A yellow patch of a Holocaust survivor next to the WWII helmet of a Nazi soldier whom he killed after the war. Photo by Ehud Amiton/TPS

At the end of 2018, the number of Jews worldwide was 14.7 million, close to that of the Jewish world in 1925, which stood at 14.8 million.

However, in 1939, on the eve of World War II, the number of Jews in the world was 16.6 million, of which 449,000, a mere 3%, were in Israel.

In 1948, on the eve of the establishment of the State of Israel, the number of Jews in the world was 11.5 million, of whom 650,000 were in Israel, doubling the Jewish population in Israel to 6% of world Jewry.

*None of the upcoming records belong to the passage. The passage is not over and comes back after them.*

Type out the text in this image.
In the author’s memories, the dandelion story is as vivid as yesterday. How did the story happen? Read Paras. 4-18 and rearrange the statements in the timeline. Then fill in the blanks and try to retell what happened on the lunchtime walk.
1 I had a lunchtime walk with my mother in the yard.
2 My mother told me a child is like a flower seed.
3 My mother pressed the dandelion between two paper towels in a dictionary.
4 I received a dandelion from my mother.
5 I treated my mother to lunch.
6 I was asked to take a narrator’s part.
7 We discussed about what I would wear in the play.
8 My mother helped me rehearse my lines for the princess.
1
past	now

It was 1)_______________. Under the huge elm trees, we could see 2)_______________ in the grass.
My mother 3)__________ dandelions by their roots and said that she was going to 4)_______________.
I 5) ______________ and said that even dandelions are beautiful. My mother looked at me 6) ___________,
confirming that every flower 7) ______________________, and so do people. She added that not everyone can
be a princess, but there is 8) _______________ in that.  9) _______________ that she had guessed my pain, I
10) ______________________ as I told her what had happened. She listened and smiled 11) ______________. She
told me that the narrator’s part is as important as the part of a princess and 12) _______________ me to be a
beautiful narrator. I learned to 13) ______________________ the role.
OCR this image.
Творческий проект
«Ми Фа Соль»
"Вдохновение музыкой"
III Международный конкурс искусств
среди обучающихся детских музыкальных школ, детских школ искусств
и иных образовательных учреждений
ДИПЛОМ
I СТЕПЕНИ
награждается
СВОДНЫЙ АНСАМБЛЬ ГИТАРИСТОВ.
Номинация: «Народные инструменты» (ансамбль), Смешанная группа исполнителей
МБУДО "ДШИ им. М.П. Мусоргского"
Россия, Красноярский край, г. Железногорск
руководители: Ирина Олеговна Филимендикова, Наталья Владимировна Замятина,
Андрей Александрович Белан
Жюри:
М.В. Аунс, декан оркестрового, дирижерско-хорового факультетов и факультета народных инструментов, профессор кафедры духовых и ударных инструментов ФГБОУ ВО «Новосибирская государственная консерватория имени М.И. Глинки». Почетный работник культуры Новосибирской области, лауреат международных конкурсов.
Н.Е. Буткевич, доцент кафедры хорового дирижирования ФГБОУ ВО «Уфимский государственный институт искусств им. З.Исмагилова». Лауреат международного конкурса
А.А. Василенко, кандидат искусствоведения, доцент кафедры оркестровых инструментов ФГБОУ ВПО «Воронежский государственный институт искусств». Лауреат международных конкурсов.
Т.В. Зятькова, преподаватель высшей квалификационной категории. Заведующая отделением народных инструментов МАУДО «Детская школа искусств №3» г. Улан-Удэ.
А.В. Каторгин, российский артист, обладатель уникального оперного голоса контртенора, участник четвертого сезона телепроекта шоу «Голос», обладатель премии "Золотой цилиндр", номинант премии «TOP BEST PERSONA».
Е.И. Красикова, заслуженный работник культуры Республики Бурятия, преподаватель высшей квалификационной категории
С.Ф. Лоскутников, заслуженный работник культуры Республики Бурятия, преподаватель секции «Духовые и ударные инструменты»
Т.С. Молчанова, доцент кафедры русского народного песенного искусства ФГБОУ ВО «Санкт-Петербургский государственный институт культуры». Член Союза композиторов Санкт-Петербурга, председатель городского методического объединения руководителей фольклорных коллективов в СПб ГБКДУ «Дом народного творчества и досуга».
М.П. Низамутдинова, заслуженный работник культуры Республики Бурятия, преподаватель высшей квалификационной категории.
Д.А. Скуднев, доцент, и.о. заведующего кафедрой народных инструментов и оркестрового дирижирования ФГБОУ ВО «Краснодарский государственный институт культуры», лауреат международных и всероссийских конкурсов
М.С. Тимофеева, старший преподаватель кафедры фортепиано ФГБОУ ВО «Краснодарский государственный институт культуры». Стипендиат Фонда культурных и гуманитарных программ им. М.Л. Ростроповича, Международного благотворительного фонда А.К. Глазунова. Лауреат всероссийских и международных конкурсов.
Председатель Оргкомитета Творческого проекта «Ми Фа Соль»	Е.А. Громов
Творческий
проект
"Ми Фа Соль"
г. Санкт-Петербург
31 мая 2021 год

Of the 14.7 million Jews in the world today, 6.7 million are in Israel, some 7.5 million are in the US, 450,000 are in France, 392,000 in Canada, 292,000 in the United Kingdom, 180,000 in Argentina, 165,000 in Russia, 118,000 in Germany, and 116,000 in Australia.

Today, 45% of Jews worldwide live in Israel, of whom 5.2 million were born in Israel and 1.5 million were born abroad.

The year 2019 saw a peak in Aliyah, with 34,872 Jews coming to Jewish State, a 20% increase over the 29,800 that came in 2018.

Israel welcomed more than 255,000 Olim from 150 different countries in the past decade.

Since the establishment of the state of Israel, 3.3 million people have made Aliyah, making up 42 per cent of the total population.

The CBS noted that in this report, Jews are defined as people who define themselves as Jews or people who are born to Jewish parents and who do not have a religious identity.

Comments

One Response to “Decades after Holocaust, Jewish population has yet to recover”
  1. Ron Burdo says:

    How do you define who is a Jew?

    In Australia, it is a self definition which is declared in the census.
    in Israel, it is defined by ancestry; if your mother is a Jew, so you are.
    The statistics above do not take this different into account.

    For example, many secular Israelis of jewish descent do not consider themselves as “Jews” but as “Israelis”. However, they are counted as Jews above.